Ô mon Dieu !

 

 

                       Ad te, Domine, levavi animam meam.

                                                               Ps. XXIV.

 

 

Ô mon Dieu !... ces trois mots exhalés de notre âme,

Ainsi que les parfums s’élèvent jusqu’aux cieux ;

Ils montent au Seigneur, aussi purs que la flamme,

Plus doux qu’un doux accord d’un luth mélodieux.

 

C’est le cri qu’ici-bas arrache la souffrance ;

C’est un écho plaintif que réveille un soupir :

Serait-ce dans nos cœurs la voix de l’espérance ?

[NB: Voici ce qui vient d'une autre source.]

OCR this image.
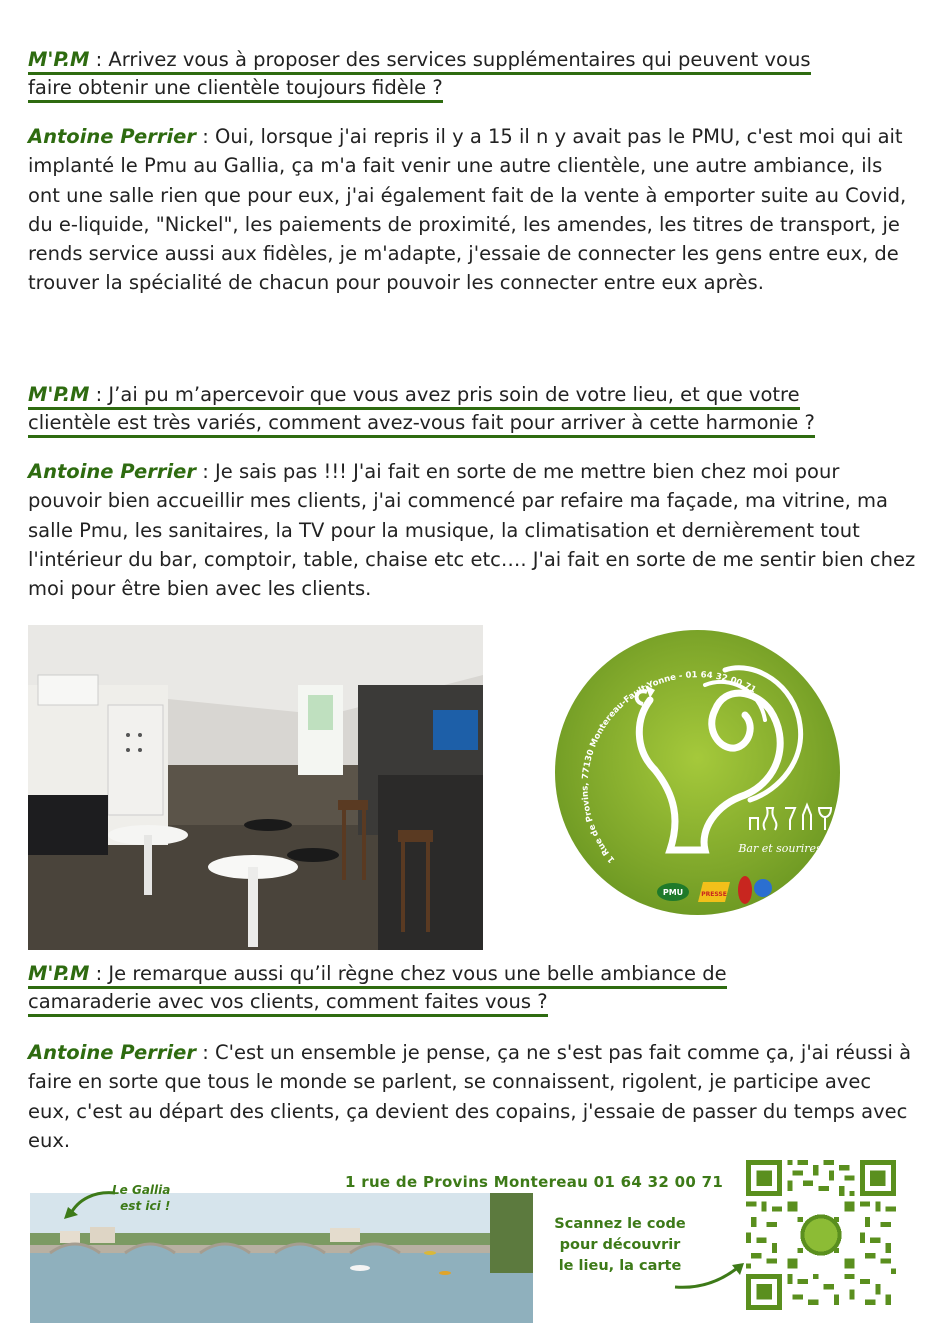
M'P.M : Arrivez vous à proposer des services supplémentaires qui peuvent vous
faire obtenir une clientèle toujours fidèle ?
Antoine Perrier : Oui, lorsque j'ai repris il y a 15 il n y avait pas le PMU, c'est moi qui ait implanté le Pmu au Gallia, ça m'a fait venir une autre clientèle, une autre ambiance, ils ont une salle rien que pour eux, j'ai également fait de la vente à emporter suite au Covid, du e-liquide, "Nickel", les paiements de proximité, les amendes, les titres de transport, je rends service aussi aux fidèles, je m'adapte, j'essaie de connecter les gens entre eux, de trouver la spécialité de chacun pour pouvoir les connecter entre eux après.
M'P.M : J’ai pu m’apercevoir que vous avez pris soin de votre lieu, et que votre
clientèle est très variés, comment avez-vous fait pour arriver à cette harmonie ?
Antoine Perrier : Je sais pas !!! J'ai fait en sorte de me mettre bien chez moi pour pouvoir bien accueillir mes clients, j'ai commencé par refaire ma façade, ma vitrine, ma salle Pmu, les sanitaires, la TV pour la musique, la climatisation et dernièrement tout l'intérieur du bar, comptoir, table, chaise etc etc…. J'ai fait en sorte de me sentir bien chez moi pour être bien avec les clients.
Bar et sourires
1 Rue de Provins, 77130 Montereau-Fault-Yonne - 01 64 32 00 71
PMU	PRESSE
M'P.M : Je remarque aussi qu’il règne chez vous une belle ambiance de
camaraderie avec vos clients, comment faites vous ?
Antoine Perrier : C'est un ensemble je pense, ça ne s'est pas fait comme ça, j'ai réussi à faire en sorte que tous le monde se parlent, se connaissent, rigolent, je participe avec eux, c'est au départ des clients, ça devient des copains, j'essaie de passer du temps avec eux.
Le Gallia
est ici !
1 rue de Provins Montereau 01 64 32 00 71
Scannez le code
pour découvrir
le lieu, la carte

Ou n’est-ce pas du ciel un vague souvenir ?...

 

Ô mon Dieu ! c’est à vous que triste et solitaire

S’adresse l’orphelin, du monde repoussé ;

C’est de vous qu’il attend un appui tutélaire,

Des riches orgueilleux le pauvre délaissé.

 

Sous des climats lointains, les yeux vers sa patrie,

L’exilé par ces mots formule sa douleur :

Heureux si, près de lui, quelque voix attendrie

Murmure, en soupirant, ce nom consolateur !

 

C’est le cri d’un mortel que l’injustice accable,

Que l’envie a sali de ses impures mains ;

Faible, se résignant à la haine implacable,

Il appelle à son Dieu des jugements humains.

 

Oh ! quels mots diraient mieux une amitié trahie,

Un bonheur qui n’est plus, un désir impuissant,

D’un amour abusé l’erreur évanouie.

L’élan de la pitié, l’espoir de l’innocent ?

 

Ainsi donc, ô mon Dieu ! l’homme, à chaque misère

Prélude par ton nom aux plaintes de son cœur !...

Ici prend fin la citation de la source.